Depremde 16 yakınını kaybettiğini aktaran Aktaş, hayatını kaybeden tüm depremzedelere rahmet, yakınlarına sabır diledi.
RIZA DEMİRDAĞ DEPREMİN ARDINDAN YÜZ FELCİ GEÇİRDİ, ŞEKER HASTASI OLDU
Depremzede emekli öğretmen 75 yaşındaki Rıza ve eşi Sevim Demirağ da aynı yaşam merkezindeki konteynerde kalıyor.
Oğlu, gelini ve iki torunu depremde vefat eden Sevim Demirağ, afet esnasında sarsıntıyla uyandığını ve çocuklarını yanına aldığını söyledi.
Demirağ, deprem sırasında evin yıkılmasıyla birden gökyüzünü gördüğünü ifade etti.
Rıza Demirağ ise depremin ardından yüz felci geçirdiğini ve şeker hastalığına yakalandığını anlattı.
Türkiye'nin depremlerde yasa boğulduğuna işaret eden Demirağ, İslahiye'den tayin isteyip giden öğretmenlere ise geri dönmeleri çağrısında bulundu.
Demirağ, mezarlığa gitmek istemediğini belirterek, "Eskiden insanlar mezarlıkta beni görmediği zaman sorarlardı. Allah o günleri bir daha yaşatmasın. Depremde oğlumu, gelinimi ve iki torunumu kaybettim. Onların acılarını unutamıyorum. Komşularımdan yetim olan iki çocuk vardı, onların ölümü de beni çok üzdü.
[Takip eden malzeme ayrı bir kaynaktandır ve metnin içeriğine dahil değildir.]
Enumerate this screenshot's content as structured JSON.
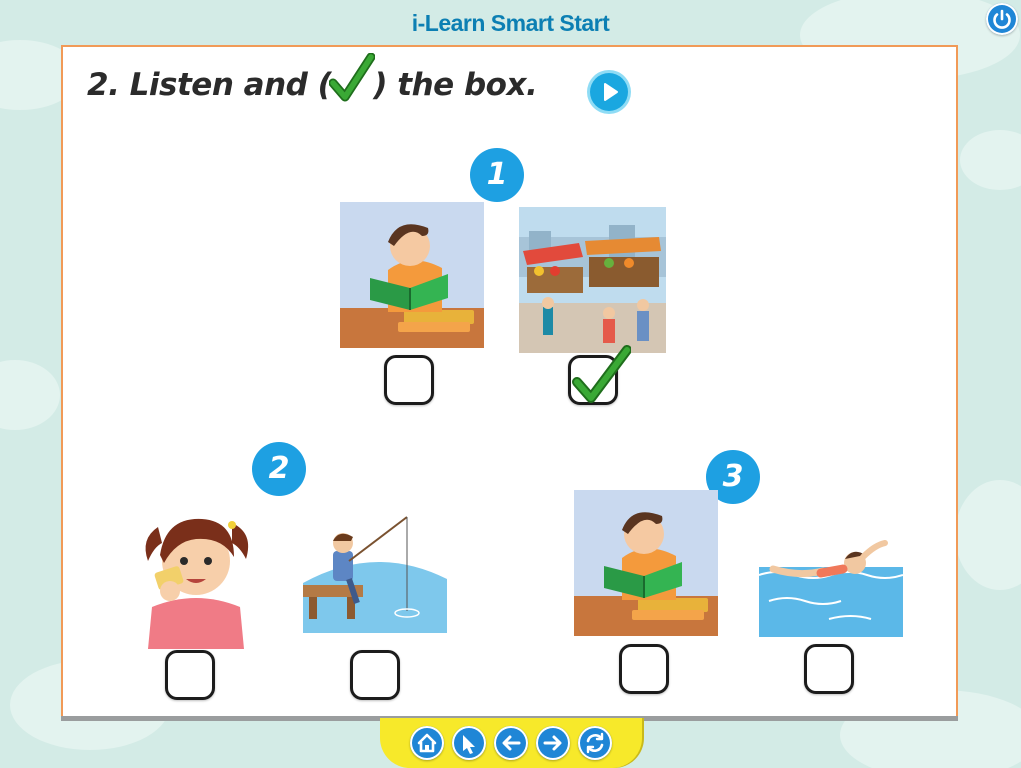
{
  "app": {
    "title": "i-Learn Smart Start"
  },
  "exercise": {
    "instruction_before": "2. Listen and (",
    "instruction_after": ") the box.",
    "questions": [
      {
        "number": "1",
        "options": [
          {
            "picture": "boy-reading-book",
            "checked": false
          },
          {
            "picture": "market-street-scene",
            "checked": true
          }
        ]
      },
      {
        "number": "2",
        "options": [
          {
            "picture": "girl-eating-sandwich",
            "checked": false
          },
          {
            "picture": "boy-fishing-on-pier",
            "checked": false
          }
        ]
      },
      {
        "number": "3",
        "options": [
          {
            "picture": "boy-reading-book",
            "checked": false
          },
          {
            "picture": "person-swimming",
            "checked": false
          }
        ]
      }
    ]
  },
  "icons": {
    "power": "power-icon",
    "play": "play-icon",
    "check": "checkmark-icon",
    "nav": [
      "home-icon",
      "pointer-icon",
      "arrow-left-icon",
      "arrow-right-icon",
      "refresh-icon"
    ]
  },
  "colors": {
    "brand_title": "#0c7fb3",
    "accent_blue": "#1ea0e2",
    "panel_border": "#f19a57",
    "check_green": "#3aa935",
    "nav_bar": "#f7e92a"
  }
}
Onlarla ikinci bir aileydik." ifadesini kullandı.
MEHMET TUZCU: DEPREM HATIRALARIMIZI DA ALIP GÖTÜRDÜ
Depremlerin merkez üssü Kahramanmaraş'ta en çok can kaybının yaşandığı yerlerden Ebrar Sitesi'nde 69 yakını vefat eden Mehmet Tuzcu, enkaz altında kalan anılarını kalbinde ve zihninde canlı tutmaya çalışıyor.
Ailesi ve akrabaların yaşadığı Şazibey Mahallesi Ali Sezai Bulvarı'nda yer alan Ebrar Sitesi'nde yıllarca ikamet eden 32 yaşındaki Tuzcu, arkadaşının, sitedeki binaların olası depremde yıkılabileceği yönündeki uyarısından etkilenerek afetten 5 gün önce taşındı.
Yıkılan Yavuz Apartmanı'nda, depremden saatler önce ziyaret edip ayrıldığı ailesini son kez gören Tuzcu, 22 bloktan oluşan ve yaklaşık 1400 kişiye mezar olan sitede babası Ali, annesi Kamer, kız kardeşi Seda, erkek kardeşi Talip ve babaannesi Hatice Tuzcu'nun da aralarında bulunduğu 69 yakınını kaybetti.
Akrabalarının Onikişubat ilçesi Cücelli Mahalle Mezarlığı'ndaki kabirlerini ziyaretinde yeniden yaşadığı hüznüne duaları ve gözyaşları eşlik eden Tuzcu, afetin birinci yılını geride bırakırken yitirdiği sevdiklerinin hatıralarını zihninde diri tutuyor.
"HER ŞEYİNİ ALIP GÖTÜRÜYOR, SADECE ZİHNİNDEKİLER KALIYOR"
Tuzcu, AA muhabirine, 6 Şubat'taki depremlerde ölenlere Allah'tan rahmet, yakınlarına başsağlığı diledi.
Depremden 5 gün önce taşındığı Ebrar Sitesi'nin yerle bir oluşuna şahitlik ettiğini anlatan Tuzcu, hemen hemen bütün akrabalarının aynı sitede farklı bloklarda ikamet ettiğini söyledi.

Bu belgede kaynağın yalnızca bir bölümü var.